In making her determinations, the Assistant Privacy Commissioner deliberated as follows:

• By way of the insurer’s authorization form, the insurer required the complainant to consent to the collection and sharing of his personal information, namely, his medical, occupational and financial information, with its agents and service providers for the purpose of adjudicating his claim for income replacement benefits.  While the Assistant Privacy Commissioner believed that the purpose was not clearly explained on the standard authorization form, it was expressly stated to the claimant in a number of other ways:  he was referred to the insurer’s published privacy policy and privacy information package, which outline why personal information is collected, used or disclosed.  He also had numerous communications with the insurance company’s staff, in which the purposes were explained to him.  Moreover, when the company sent him the claim form, it included a letter and guide which further explained the claims process.
• Through these communications and ancillary documents, the complainant was given a reasonable explanation of the purposes for the collection, use, or disclosure of the personal information the insurer required to adjudicate his claim, in keeping with the requirements of Principle 4.3.2.  The Assistant Commissioner was satisfied that the insurer was not requiring the complainant to consent to any collection, use or disclosure of personal information beyond that required for the purposes, which were eventually clearly explained to him.  She was also satisfied that the purpose, namely, to adjudicate a claim, was a legitimate one.  She therefore determined that the insurer was not in contravention of Principles 4.3 and 4.3.3.
• The complainant’s main concern was that he should be able to opt out of the sharing of his personal information with certain service providers, given the nature of his profession.
•  Our Office has in the past taken the position that companies are not required to provide customers with the choice of opting-out when the third-party service provider is offering services directly related to the primary purposes for which the personal information was collected. 
• In this case, the complainant’s personal information was being collected for the purpose of adjudicating his insurance claim, and the third-party service provider(s) is(are) part of that adjudication process.  In the Assistant Commissioner’s view, the insurer was not required to provide him with the choice of opting out of having the insurance company share his personal information with third-party service providers.  The company nevertheless attempted to make concessions to address his unique privacy concerns to minimize the possibility of his information being shared with a service provider with whom he likely had professional dealings.  The Assistant Commissioner was satisfied that the insurer’s actions in this regard were reasonable, and in keeping with Principle 4.3.4.

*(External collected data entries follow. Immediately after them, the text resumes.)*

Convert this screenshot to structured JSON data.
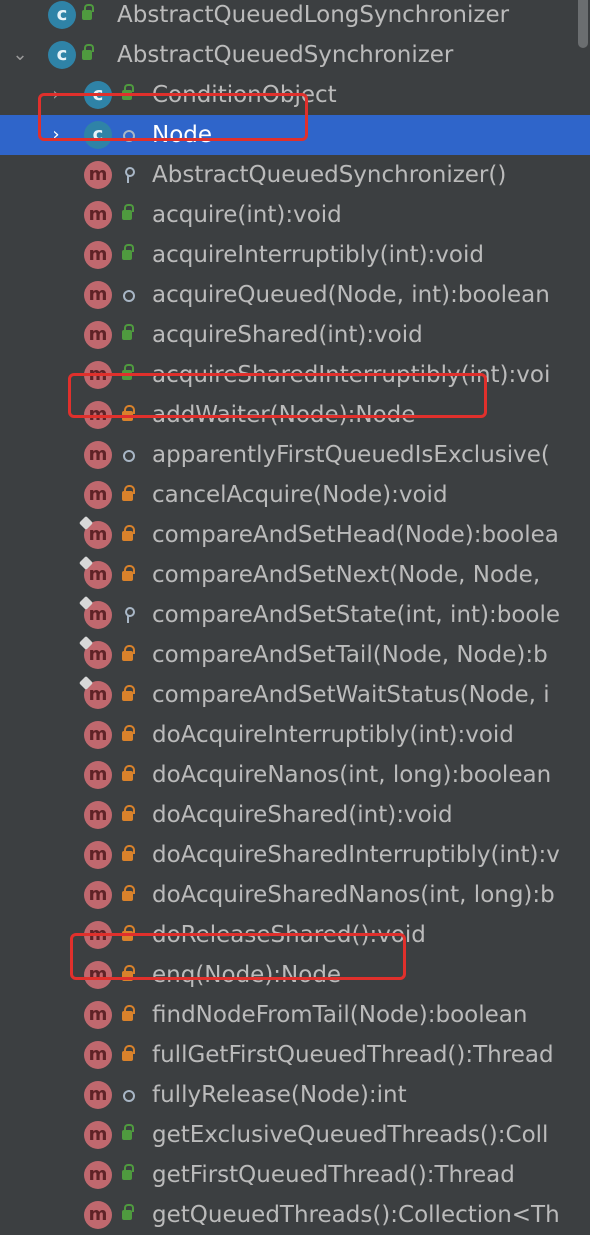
{
  "structure_tree": {
    "items": [
      {
        "label": "AbstractQueuedLongSynchronizer",
        "depth": 0,
        "arrow": "",
        "icon": "class-icon",
        "icon_letter": "c",
        "visibility": "public",
        "kind": "class"
      },
      {
        "label": "AbstractQueuedSynchronizer",
        "depth": 0,
        "arrow": "⌄",
        "icon": "class-icon",
        "icon_letter": "c",
        "visibility": "public",
        "kind": "class"
      },
      {
        "label": "ConditionObject",
        "depth": 1,
        "arrow": "›",
        "icon": "class-icon",
        "icon_letter": "c",
        "visibility": "public",
        "kind": "class"
      },
      {
        "label": "Node",
        "depth": 1,
        "arrow": "›",
        "icon": "class-icon",
        "icon_letter": "c",
        "visibility": "package",
        "kind": "class",
        "selected": true
      },
      {
        "label": "AbstractQueuedSynchronizer()",
        "depth": 2,
        "icon": "method-icon",
        "icon_letter": "m",
        "visibility": "protected"
      },
      {
        "label": "acquire(int):void",
        "depth": 2,
        "icon": "method-icon",
        "icon_letter": "m",
        "visibility": "public"
      },
      {
        "label": "acquireInterruptibly(int):void",
        "depth": 2,
        "icon": "method-icon",
        "icon_letter": "m",
        "visibility": "public"
      },
      {
        "label": "acquireQueued(Node, int):boolean",
        "depth": 2,
        "icon": "method-icon",
        "icon_letter": "m",
        "visibility": "package"
      },
      {
        "label": "acquireShared(int):void",
        "depth": 2,
        "icon": "method-icon",
        "icon_letter": "m",
        "visibility": "public"
      },
      {
        "label": "acquireSharedInterruptibly(int):voi",
        "depth": 2,
        "icon": "method-icon",
        "icon_letter": "m",
        "visibility": "public"
      },
      {
        "label": "addWaiter(Node):Node",
        "depth": 2,
        "icon": "method-icon",
        "icon_letter": "m",
        "visibility": "private"
      },
      {
        "label": "apparentlyFirstQueuedIsExclusive(",
        "depth": 2,
        "icon": "method-icon",
        "icon_letter": "m",
        "visibility": "package"
      },
      {
        "label": "cancelAcquire(Node):void",
        "depth": 2,
        "icon": "method-icon",
        "icon_letter": "m",
        "visibility": "private"
      },
      {
        "label": "compareAndSetHead(Node):boolea",
        "depth": 2,
        "icon": "method-icon",
        "icon_letter": "m",
        "visibility": "private",
        "pinned": true
      },
      {
        "label": "compareAndSetNext(Node, Node,",
        "depth": 2,
        "icon": "method-icon",
        "icon_letter": "m",
        "visibility": "private",
        "pinned": true
      },
      {
        "label": "compareAndSetState(int, int):boole",
        "depth": 2,
        "icon": "method-icon",
        "icon_letter": "m",
        "visibility": "protected",
        "pinned": true
      },
      {
        "label": "compareAndSetTail(Node, Node):b",
        "depth": 2,
        "icon": "method-icon",
        "icon_letter": "m",
        "visibility": "private",
        "pinned": true
      },
      {
        "label": "compareAndSetWaitStatus(Node, i",
        "depth": 2,
        "icon": "method-icon",
        "icon_letter": "m",
        "visibility": "private",
        "pinned": true
      },
      {
        "label": "doAcquireInterruptibly(int):void",
        "depth": 2,
        "icon": "method-icon",
        "icon_letter": "m",
        "visibility": "private"
      },
      {
        "label": "doAcquireNanos(int, long):boolean",
        "depth": 2,
        "icon": "method-icon",
        "icon_letter": "m",
        "visibility": "private"
      },
      {
        "label": "doAcquireShared(int):void",
        "depth": 2,
        "icon": "method-icon",
        "icon_letter": "m",
        "visibility": "private"
      },
      {
        "label": "doAcquireSharedInterruptibly(int):v",
        "depth": 2,
        "icon": "method-icon",
        "icon_letter": "m",
        "visibility": "private"
      },
      {
        "label": "doAcquireSharedNanos(int, long):b",
        "depth": 2,
        "icon": "method-icon",
        "icon_letter": "m",
        "visibility": "private"
      },
      {
        "label": "doReleaseShared():void",
        "depth": 2,
        "icon": "method-icon",
        "icon_letter": "m",
        "visibility": "private"
      },
      {
        "label": "enq(Node):Node",
        "depth": 2,
        "icon": "method-icon",
        "icon_letter": "m",
        "visibility": "private"
      },
      {
        "label": "findNodeFromTail(Node):boolean",
        "depth": 2,
        "icon": "method-icon",
        "icon_letter": "m",
        "visibility": "private"
      },
      {
        "label": "fullGetFirstQueuedThread():Thread",
        "depth": 2,
        "icon": "method-icon",
        "icon_letter": "m",
        "visibility": "private"
      },
      {
        "label": "fullyRelease(Node):int",
        "depth": 2,
        "icon": "method-icon",
        "icon_letter": "m",
        "visibility": "package"
      },
      {
        "label": "getExclusiveQueuedThreads():Coll",
        "depth": 2,
        "icon": "method-icon",
        "icon_letter": "m",
        "visibility": "public"
      },
      {
        "label": "getFirstQueuedThread():Thread",
        "depth": 2,
        "icon": "method-icon",
        "icon_letter": "m",
        "visibility": "public"
      },
      {
        "label": "getQueuedThreads():Collection<Th",
        "depth": 2,
        "icon": "method-icon",
        "icon_letter": "m",
        "visibility": "public"
      }
    ]
  },
  "colors": {
    "background": "#3c3f41",
    "selection": "#2f65ca",
    "highlight_box": "#e0302c",
    "method_icon": "#c0686e",
    "class_icon": "#2f83a7"
  }
}
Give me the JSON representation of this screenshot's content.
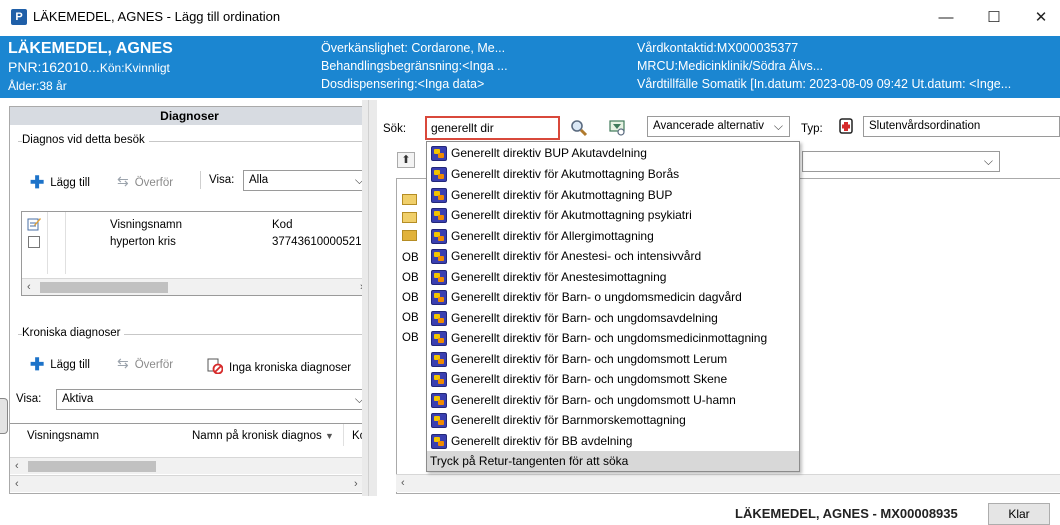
{
  "window": {
    "app_icon": "P",
    "title": "LÄKEMEDEL, AGNES - Lägg till ordination",
    "minimize": "—",
    "maximize": "☐",
    "close": "✕"
  },
  "patient": {
    "name": "LÄKEMEDEL, AGNES",
    "pnr": "PNR:162010...",
    "kon": "Kön:Kvinnligt",
    "age": "Ålder:38 år",
    "overkanslighet": "Överkänslighet: Cordarone, Me...",
    "behandlingsbegransning": "Behandlingsbegränsning:<Inga ...",
    "dosdispensering": "Dosdispensering:<Inga data>",
    "vardkontakt": "Vårdkontaktid:MX000035377",
    "mrcu": "MRCU:Medicinklinik/Södra Älvs...",
    "vardtillfalle": "Vårdtillfälle Somatik [In.datum: 2023-08-09 09:42 Ut.datum: <Inge..."
  },
  "diagnoser": {
    "header": "Diagnoser",
    "besok": {
      "group_label": "Diagnos vid detta besök",
      "add_label": "Lägg till",
      "transfer_label": "Överför",
      "visa_label": "Visa:",
      "visa_value": "Alla",
      "columns": [
        "Visningsnamn",
        "Kod"
      ],
      "rows": [
        {
          "name": "hyperton kris",
          "code": "37743610000521"
        }
      ]
    },
    "kroniska": {
      "group_label": "Kroniska diagnoser",
      "add_label": "Lägg till",
      "transfer_label": "Överför",
      "none_label": "Inga kroniska diagnoser",
      "visa_label": "Visa:",
      "visa_value": "Aktiva",
      "columns": [
        "Visningsnamn",
        "Namn på kronisk diagnos",
        "Kc"
      ]
    }
  },
  "search": {
    "label": "Sök:",
    "value": "generellt dir",
    "advanced": "Avancerade alternativ",
    "typ_label": "Typ:",
    "typ_value": "Slutenvårdsordination",
    "tree_prefix": [
      "OB",
      "OB",
      "OB",
      "OB",
      "OB"
    ],
    "suggestions": [
      "Generellt direktiv BUP Akutavdelning",
      "Generellt direktiv för Akutmottagning Borås",
      "Generellt direktiv för Akutmottagning BUP",
      "Generellt direktiv för Akutmottagning psykiatri",
      "Generellt direktiv för Allergimottagning",
      "Generellt direktiv för Anestesi- och intensivvård",
      "Generellt direktiv för Anestesimottagning",
      "Generellt direktiv för Barn- o ungdomsmedicin dagvård",
      "Generellt direktiv för Barn- och ungdomsavdelning",
      "Generellt direktiv för Barn- och ungdomsmedicinmottagning",
      "Generellt direktiv för Barn- och ungdomsmott Lerum",
      "Generellt direktiv för Barn- och ungdomsmott Skene",
      "Generellt direktiv för Barn- och ungdomsmott U-hamn",
      "Generellt direktiv för Barnmorskemottagning",
      "Generellt direktiv för BB avdelning"
    ],
    "hint": "Tryck på Retur-tangenten för att söka"
  },
  "footer": {
    "patient": "LÄKEMEDEL, AGNES - MX00008935",
    "done": "Klar"
  },
  "icons": {
    "search": "search-icon",
    "filter": "filter-icon",
    "typ": "ordination-type-icon",
    "up": "folder-up-icon"
  },
  "colors": {
    "header_bg": "#1b86d1",
    "search_border": "#d9483b",
    "add_icon": "#1d73c9"
  }
}
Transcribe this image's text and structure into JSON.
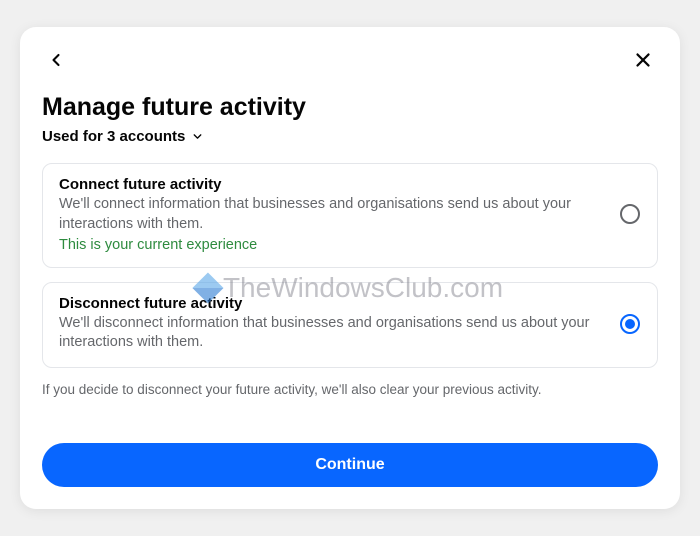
{
  "title": "Manage future activity",
  "accounts": {
    "label": "Used for 3 accounts"
  },
  "options": [
    {
      "title": "Connect future activity",
      "desc": "We'll connect information that businesses and organisations send us about your interactions with them.",
      "note": "This is your current experience",
      "selected": false
    },
    {
      "title": "Disconnect future activity",
      "desc": "We'll disconnect information that businesses and organisations send us about your interactions with them.",
      "note": "",
      "selected": true
    }
  ],
  "footnote": "If you decide to disconnect your future activity, we'll also clear your previous activity.",
  "continue_label": "Continue",
  "watermark": "TheWindowsClub.com"
}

The Assistant Commissioner concluded that the complaint was not well-founded.

Notwithstanding the finding, the Assistant Commissioner was of the view that the insurance company could make some improvements to its standard authorization form.  For example, had a claimant not pursued any concerns he or she may have had with the consent language, the claimant would not have received much information on the purposes. 

The Assistant Commissioner therefore recommended that the company:

• Reword its consent language on its claim forms so that it is specific to the assessment, investigation, and ongoing administrative purposes, rather than using the broad rubric of “administration”; and
• Revise its claim forms to refer to additional material (such as the company’s privacy policy or its privacy information package) that explains in greater detail the purposes of the collection, use and disclosure of the claimant’s personal information.

The insurer agreed to implement these recommendations.  The Assistant Commissioner was satisfied that such changes would bring the company’s policies and practices into line with the insurer’s obligations under Principles 4.3 and 4.3.2.